“Try these. Please. You need them.”
I put them in my pocket.
“I’m only doing this as a favor to you. So you feel like you’re doing your job.”
“Sure,” Allegra says. “I appreciate you thinking of my feelings.”
We both laugh a little at that bit of bullshit.
She gestures to the exam table.
“Sit down for a minute.”
I do and she shines a light in my eyes. Makes me say ah. Does that weird thing doctors do when they feel under your jaw. From a nearby drawer she takes a little gold compass-looking thing with six or eight hands and presses it to my forehead.
I say, “So, you do still use hoodoo.”
“Of course. Where and when it’s appropriate.”
“What does that thing say about me? Do I need more fiber? Maybe trephination? They say it lets the demons out.”
She takes it off me and stares at the twirling hands.

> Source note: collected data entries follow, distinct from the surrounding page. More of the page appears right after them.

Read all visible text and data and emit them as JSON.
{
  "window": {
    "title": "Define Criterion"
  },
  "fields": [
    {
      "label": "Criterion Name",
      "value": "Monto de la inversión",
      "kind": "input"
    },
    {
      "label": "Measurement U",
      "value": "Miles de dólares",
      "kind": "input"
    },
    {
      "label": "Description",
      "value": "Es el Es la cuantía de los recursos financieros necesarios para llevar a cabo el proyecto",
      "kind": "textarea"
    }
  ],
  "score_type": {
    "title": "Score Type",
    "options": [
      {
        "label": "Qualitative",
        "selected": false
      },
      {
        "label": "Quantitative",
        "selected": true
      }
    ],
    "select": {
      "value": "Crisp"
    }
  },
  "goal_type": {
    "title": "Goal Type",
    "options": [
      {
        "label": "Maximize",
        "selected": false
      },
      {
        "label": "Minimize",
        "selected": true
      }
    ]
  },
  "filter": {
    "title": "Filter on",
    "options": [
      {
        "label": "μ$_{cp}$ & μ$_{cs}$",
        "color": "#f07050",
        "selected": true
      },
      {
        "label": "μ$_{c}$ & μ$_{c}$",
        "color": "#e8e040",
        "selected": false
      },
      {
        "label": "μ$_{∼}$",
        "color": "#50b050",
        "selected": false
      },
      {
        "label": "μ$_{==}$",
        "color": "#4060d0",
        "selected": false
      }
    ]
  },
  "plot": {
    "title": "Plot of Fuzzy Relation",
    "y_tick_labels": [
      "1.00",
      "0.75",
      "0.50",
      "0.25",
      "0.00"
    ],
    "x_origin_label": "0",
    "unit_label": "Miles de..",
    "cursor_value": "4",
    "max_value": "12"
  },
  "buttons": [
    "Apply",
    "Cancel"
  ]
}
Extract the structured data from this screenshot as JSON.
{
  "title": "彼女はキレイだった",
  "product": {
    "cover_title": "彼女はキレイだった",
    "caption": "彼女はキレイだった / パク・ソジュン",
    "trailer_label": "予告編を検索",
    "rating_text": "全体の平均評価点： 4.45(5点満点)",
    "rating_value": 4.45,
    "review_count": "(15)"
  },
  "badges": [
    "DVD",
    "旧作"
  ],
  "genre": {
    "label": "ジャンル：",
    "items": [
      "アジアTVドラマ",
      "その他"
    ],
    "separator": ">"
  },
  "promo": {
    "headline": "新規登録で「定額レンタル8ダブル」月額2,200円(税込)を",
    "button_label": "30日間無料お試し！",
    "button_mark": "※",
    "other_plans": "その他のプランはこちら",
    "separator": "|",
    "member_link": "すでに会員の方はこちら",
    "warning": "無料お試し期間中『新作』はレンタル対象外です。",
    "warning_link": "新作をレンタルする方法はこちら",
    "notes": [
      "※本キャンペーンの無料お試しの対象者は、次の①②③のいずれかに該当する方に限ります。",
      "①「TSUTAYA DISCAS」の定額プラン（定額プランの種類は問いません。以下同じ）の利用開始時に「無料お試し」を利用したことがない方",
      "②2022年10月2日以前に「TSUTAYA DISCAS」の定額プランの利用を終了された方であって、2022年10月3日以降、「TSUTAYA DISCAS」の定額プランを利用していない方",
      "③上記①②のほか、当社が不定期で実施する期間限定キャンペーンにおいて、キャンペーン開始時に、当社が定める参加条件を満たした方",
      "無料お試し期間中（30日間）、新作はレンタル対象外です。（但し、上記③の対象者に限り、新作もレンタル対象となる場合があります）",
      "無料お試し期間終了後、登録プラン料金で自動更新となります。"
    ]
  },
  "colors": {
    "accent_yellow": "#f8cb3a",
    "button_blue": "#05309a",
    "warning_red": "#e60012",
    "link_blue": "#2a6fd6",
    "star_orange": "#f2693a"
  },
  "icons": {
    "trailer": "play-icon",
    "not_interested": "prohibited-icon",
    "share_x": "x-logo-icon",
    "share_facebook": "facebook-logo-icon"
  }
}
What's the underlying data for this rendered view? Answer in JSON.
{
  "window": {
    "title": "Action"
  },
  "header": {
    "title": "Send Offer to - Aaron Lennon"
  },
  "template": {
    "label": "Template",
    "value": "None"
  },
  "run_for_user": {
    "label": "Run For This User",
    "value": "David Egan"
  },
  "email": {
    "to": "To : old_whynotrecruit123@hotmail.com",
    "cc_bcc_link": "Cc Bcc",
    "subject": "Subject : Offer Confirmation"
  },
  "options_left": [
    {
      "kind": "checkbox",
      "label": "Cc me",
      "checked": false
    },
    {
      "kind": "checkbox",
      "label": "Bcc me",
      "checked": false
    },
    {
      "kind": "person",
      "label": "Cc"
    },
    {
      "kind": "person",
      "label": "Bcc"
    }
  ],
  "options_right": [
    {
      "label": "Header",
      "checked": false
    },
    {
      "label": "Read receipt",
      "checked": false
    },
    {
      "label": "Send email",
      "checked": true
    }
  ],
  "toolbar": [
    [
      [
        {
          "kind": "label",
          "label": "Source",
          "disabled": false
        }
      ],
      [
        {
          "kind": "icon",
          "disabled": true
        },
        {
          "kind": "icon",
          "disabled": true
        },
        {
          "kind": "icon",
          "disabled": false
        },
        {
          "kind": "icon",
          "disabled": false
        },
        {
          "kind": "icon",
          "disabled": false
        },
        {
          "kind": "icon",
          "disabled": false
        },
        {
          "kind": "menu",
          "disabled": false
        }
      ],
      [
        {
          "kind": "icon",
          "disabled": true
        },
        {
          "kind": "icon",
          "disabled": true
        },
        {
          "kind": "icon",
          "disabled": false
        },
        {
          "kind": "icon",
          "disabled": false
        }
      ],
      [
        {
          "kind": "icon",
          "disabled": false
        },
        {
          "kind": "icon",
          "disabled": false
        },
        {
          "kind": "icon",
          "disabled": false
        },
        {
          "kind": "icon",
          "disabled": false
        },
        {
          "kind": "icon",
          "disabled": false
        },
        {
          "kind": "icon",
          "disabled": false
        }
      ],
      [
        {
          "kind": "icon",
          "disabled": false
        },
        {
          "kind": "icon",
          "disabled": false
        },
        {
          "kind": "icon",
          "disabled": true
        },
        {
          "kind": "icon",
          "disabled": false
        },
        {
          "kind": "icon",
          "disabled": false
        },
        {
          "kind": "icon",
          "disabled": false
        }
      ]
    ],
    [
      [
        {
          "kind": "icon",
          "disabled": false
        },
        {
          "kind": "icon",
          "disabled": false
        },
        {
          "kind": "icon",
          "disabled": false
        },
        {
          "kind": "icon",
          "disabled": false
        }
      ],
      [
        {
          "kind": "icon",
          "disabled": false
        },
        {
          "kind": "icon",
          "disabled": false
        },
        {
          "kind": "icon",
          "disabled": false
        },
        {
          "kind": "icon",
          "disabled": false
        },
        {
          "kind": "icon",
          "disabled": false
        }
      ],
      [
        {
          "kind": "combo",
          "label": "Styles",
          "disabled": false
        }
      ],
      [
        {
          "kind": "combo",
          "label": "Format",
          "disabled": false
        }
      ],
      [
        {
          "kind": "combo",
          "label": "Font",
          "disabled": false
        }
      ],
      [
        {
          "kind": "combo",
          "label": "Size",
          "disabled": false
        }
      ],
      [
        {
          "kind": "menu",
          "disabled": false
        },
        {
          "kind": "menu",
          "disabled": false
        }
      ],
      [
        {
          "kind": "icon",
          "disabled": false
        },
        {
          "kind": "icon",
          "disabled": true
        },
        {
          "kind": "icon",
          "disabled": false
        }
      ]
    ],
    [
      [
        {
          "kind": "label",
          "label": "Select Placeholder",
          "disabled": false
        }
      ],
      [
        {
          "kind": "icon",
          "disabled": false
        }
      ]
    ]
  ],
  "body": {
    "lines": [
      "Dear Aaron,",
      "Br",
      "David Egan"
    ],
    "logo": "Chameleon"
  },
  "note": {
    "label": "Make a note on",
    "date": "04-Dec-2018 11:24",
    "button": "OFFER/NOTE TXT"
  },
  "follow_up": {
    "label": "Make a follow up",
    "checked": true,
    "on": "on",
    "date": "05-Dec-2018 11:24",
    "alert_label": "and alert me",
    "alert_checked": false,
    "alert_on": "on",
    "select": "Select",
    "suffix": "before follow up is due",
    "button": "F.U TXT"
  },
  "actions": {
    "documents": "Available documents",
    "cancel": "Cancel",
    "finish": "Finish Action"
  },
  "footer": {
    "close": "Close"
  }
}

“It says you’re a mess, but basically healthy.”
“Do I still get a lollipop?”
She reaches into a fishbowl on the counter and tosses me a Tootsie Pop.
I unwrap it and stick it in my mouth.
“Blue. My favorite non-flavor.”
She leans back and shakes her head at me.
“I sometimes wonder what you were like when you were a kid. Were you this stubborn? I bet you were a handful.”
“Mom says I was the handsomest boy in the world.”
“I bet you were. But that doesn’t answer my question.”
I shrug.
“I was like any kid. I could just do tricks other kids couldn’t.”
“What’s the first bit of magic you can remember doing?”
“Are you my shrink now, too?”
Allegra says, “Nope. We’re just a couple of friends talking.”
I think for a minute.
“I don’t remember much that far back. I remember Mom being sad all the time. And drinking. I remember my father being gone. Small mercies.”
“No happy memories?”
“My father missing when he tried to shoot me.”